How the Candidates and Voter Turnout Could Shape the Newsom Recall Effort
While signatures in support of a recall of Governor Gavin Newsom still need to be counted, there will probably be a special election later this year. KVCR’s Megan Jamerson spoke with a U.C. Riverside political science professor about the big questions leading into what will likely be the state’s second ever recall election of a governor.
Some of the questions Professor Shaun Bowler is asking are who is going to run other than Governor Newsom and what kind of voter turnout will the recall election bring?
“Last time we had over 130 candidates running so we’re expecting a lot, but one of the questions for the Democrats is will there be a prominent Democrat who will run?” said Bowler.
Last time was in 2003 when then Democratic Governor Gray Davis was defeated in a recall by the well-publicized GOP candidate Arnold Schwarzenegger.

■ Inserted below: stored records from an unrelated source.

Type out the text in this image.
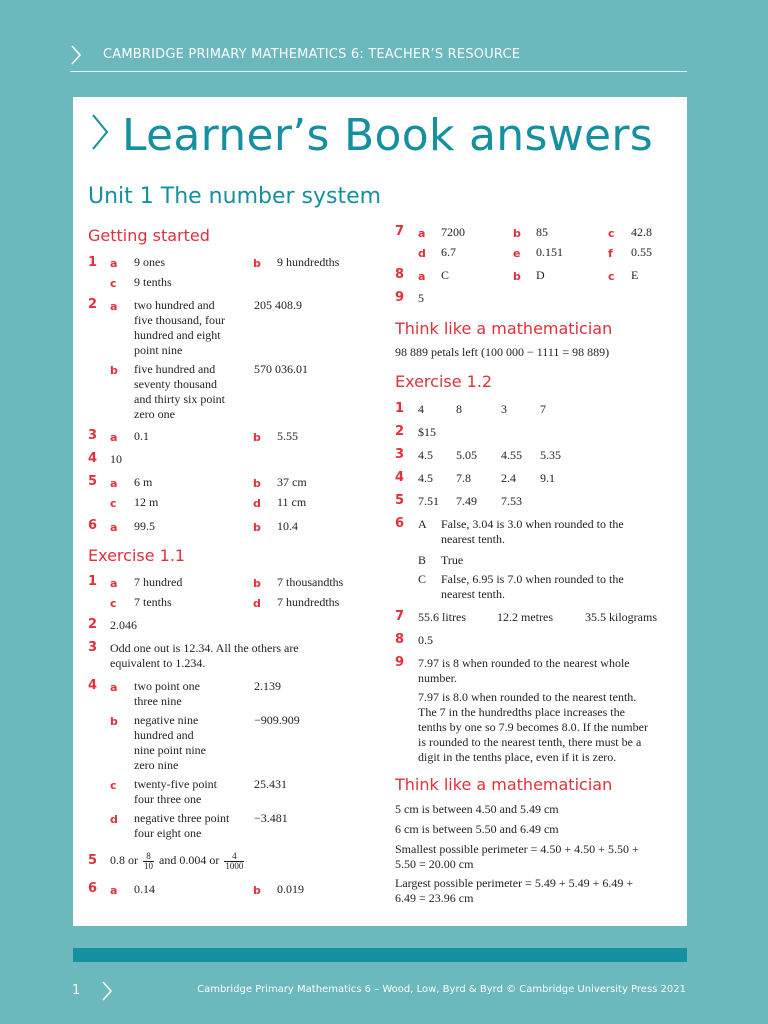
CAMBRIDGE PRIMARY MATHEMATICS 6: TEACHER’S RESOURCE
Learner’s Book answers
Unit 1 The number system
Getting started
1 a 9 ones	b 9 hundredths
c 9 tenths
2 a two hundred and
five thousand, four
hundred and eight
point nine
205 408.9
b five hundred and
seventy thousand
and thirty six point
zero one
570 036.01
3 a 0.1	b 5.55
4 10
5 a 6 m	b 37 cm
c 12 m	d 11 cm
6 a 99.5	b 10.4
Exercise 1.1
1 a 7 hundred	b 7 thousandths
c 7 tenths	d 7 hundredths
2 2.046
3 Odd one out is 12.34. All the others are
equivalent to 1.234.
4 a two point one
three nine
2.139
b negative nine
hundred and
nine point nine
zero nine
−909.909
c twenty-five point
four three one
25.431
d negative three point
four eight one
−3.481
5 0.8 or $\frac{8}{10}$ and 0.004 or $\frac{4}{1000}$
6 a 0.14	b 0.019
7 a 7200	b 85	c 42.8
d 6.7	e 0.151	f 0.55
8 a C	b D	c E
9 5
Think like a mathematician
98 889 petals left (100 000 − 1111 = 98 889)
Exercise 1.2
1 4	8	3	7
2 $15
3 4.5 5.05 4.55 5.35
4 4.5 7.8	2.4 9.1
5 7.51 7.49 7.53
6 A False, 3.04 is 3.0 when rounded to the
nearest tenth.
B True
C False, 6.95 is 7.0 when rounded to the
nearest tenth.
7 55.6 litres	12.2 metres	35.5 kilograms
8 0.5
9 7.97 is 8 when rounded to the nearest whole
number.
7.97 is 8.0 when rounded to the nearest tenth.
The 7 in the hundredths place increases the
tenths by one so 7.9 becomes 8.0. If the number
is rounded to the nearest tenth, there must be a
digit in the tenths place, even if it is zero.
Think like a mathematician
5 cm is between 4.50 and 5.49 cm
6 cm is between 5.50 and 6.49 cm
Smallest possible perimeter = 4.50 + 4.50 + 5.50 +
5.50 = 20.00 cm
Largest possible perimeter = 5.49 + 5.49 + 6.49 +
6.49 = 23.96 cm
1	Cambridge Primary Mathematics 6 – Wood, Low, Byrd & Byrd © Cambridge University Press 2021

Bowler said the Newsom campaign seems to be taking the recall effort more seriously than the Davis campaign. They are already working to prevent a Democratic challenger.
“The second sort of candidate to look at is on the Republican side," said Bowler. "Will there be a candidate who has some kind appeal or wide appeal just like Arnold Schwarzenegger did last time?”
So far, no one with that kind of name recognition has started a campaign, but it’s still early said Bowler. The final list of candidates also ties into voter turnout.
“That’s the key thing for the Democrats, is will Democratic voters turnout and vote for Gavin Newsom," said Bowler. "I mean especially these days when elections are more a matter of turnout than changing people’s minds.”
While Democrats outnumber Republicans in the state, they don’t have a great track record of turning out to vote in big numbers. So the motivation for the recall effort is important. The Davis recall was over an energy crisis. Newsom’s is led by those unhappy with pandemic policies over mask wearing and closing down large portions of the economy.
Bowler said Newsom’s office has been response to some of these criticisms, making changes around vaccines like increasing access for teachers, and politically the party is rallying around Newsom with one voice telling the public "he’s our guy". All things at this early stage, said Bowler, strengthen Newsom’s chances of defeating a recall.